Women's right's crusader, Elizabeth Cady Stanton praised the bicycle's effects on women in 1895 when she wrote, "The bicycle will inspire women with more courage, self-respect and self-reliance and make the next generation more vigorous of mind and of body; for feeble mothers do not produce great statesmen, scientists, and scholars."

Over a century later, bicycling women ARE those great statesmen, scientists, and scholars.
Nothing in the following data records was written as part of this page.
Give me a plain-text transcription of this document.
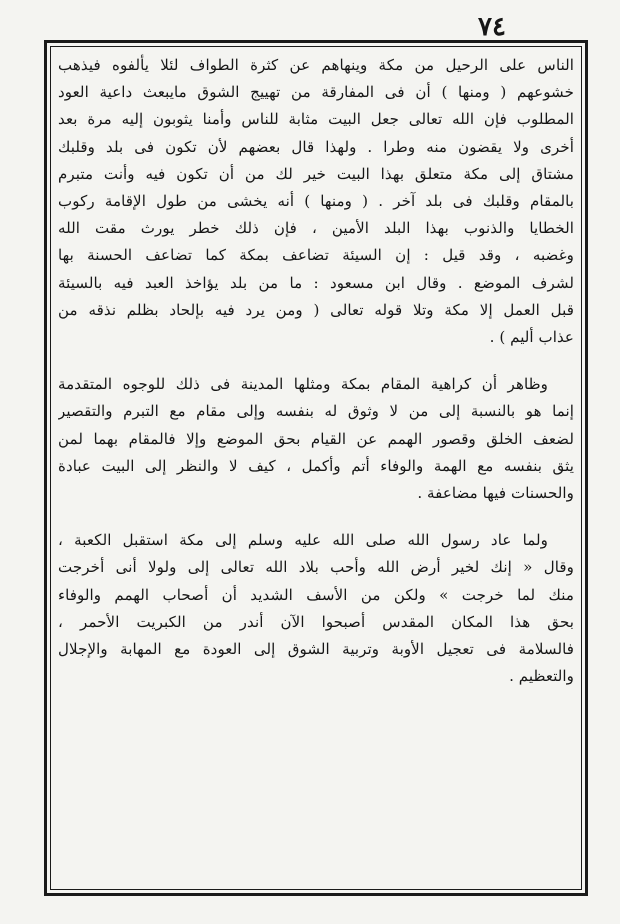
٧٤
الناس على الرحيل من مكة وينهاهم عن كثرة الطواف لئلا يألفوه فيذهب
خشوعهم ( ومنها ) أن فى المفارقة من تهييج الشوق مايبعث داعية العود
المطلوب فإن الله تعالى جعل البيت مثابة للناس وأمنا يثوبون إليه مرة بعد
أخرى ولا يقضون منه وطرا . ولهذا قال بعضهم لأن تكون فى بلد وقلبك
مشتاق إلى مكة متعلق بهذا البيت خير لك من أن تكون فيه وأنت متبرم
بالمقام وقلبك فى بلد آخر . ( ومنها ) أنه يخشى من طول الإقامة ركوب
الخطايا والذنوب بهذا البلد الأمين ، فإن ذلك خطر يورث مقت الله
وغضبه ، وقد قيل : إن السيئة تضاعف بمكة كما تضاعف الحسنة بها
لشرف الموضع . وقال ابن مسعود : ما من بلد يؤاخذ العبد فيه بالسيئة
قبل العمل إلا مكة وتلا قوله تعالى ( ومن يرد فيه بإلحاد بظلم نذقه من
عذاب أليم ) .
وظاهر أن كراهية المقام بمكة ومثلها المدينة فى ذلك للوجوه المتقدمة
إنما هو بالنسبة إلى من لا وثوق له بنفسه وإلى مقام مع التبرم والتقصير
لضعف الخلق وقصور الهمم عن القيام بحق الموضع وإلا فالمقام بهما لمن
يثق بنفسه مع الهمة والوفاء أتم وأكمل ، كيف لا والنظر إلى البيت عبادة
والحسنات فيها مضاعفة .
ولما عاد رسول الله صلى الله عليه وسلم إلى مكة استقبل الكعبة ،
وقال « إنك لخير أرض الله وأحب بلاد الله تعالى إلى ولولا أنى أخرجت
منك لما خرجت » ولكن من الأسف الشديد أن أصحاب الهمم والوفاء
بحق هذا المكان المقدس أصبحوا الآن أندر من الكبريت الأحمر ،
فالسلامة فى تعجيل الأوبة وتربية الشوق إلى العودة مع المهابة والإجلال
والتعظيم .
In the developing world, it is still an important vehicle for social change and justice. The bike provides cheap transportation for children to access schools and medical clinics in remote regions, they serve as rural ambulances, and provide safe vehicles to women. Never has a such a simple social issue solution also embodied such freedom and joy. There are only a few countries in the world that do not allow their women to ride bikes; Afghanistan and North Korea outright ban women cycling, while others like Pakistan and Saudi Arabia may technically allow it, but few local women would risk the backlash and dishonor it would bring. The cultures fearing the independence and supposed impropriety it develops, much like Charlotte Smith once protested in 1986.

So THIS Mother's Day -- celebrate women's right to ride! Grab your friends, create an event, join a local race, or simply just ride the streets or cruise dirt with your loved ones. Register your ride, wear the tattoo, and join the global celebration! Embrace the freedom that only a bicycle can embody -- the wind in your hair, the miles flowing by under your tires, and the smile on your face.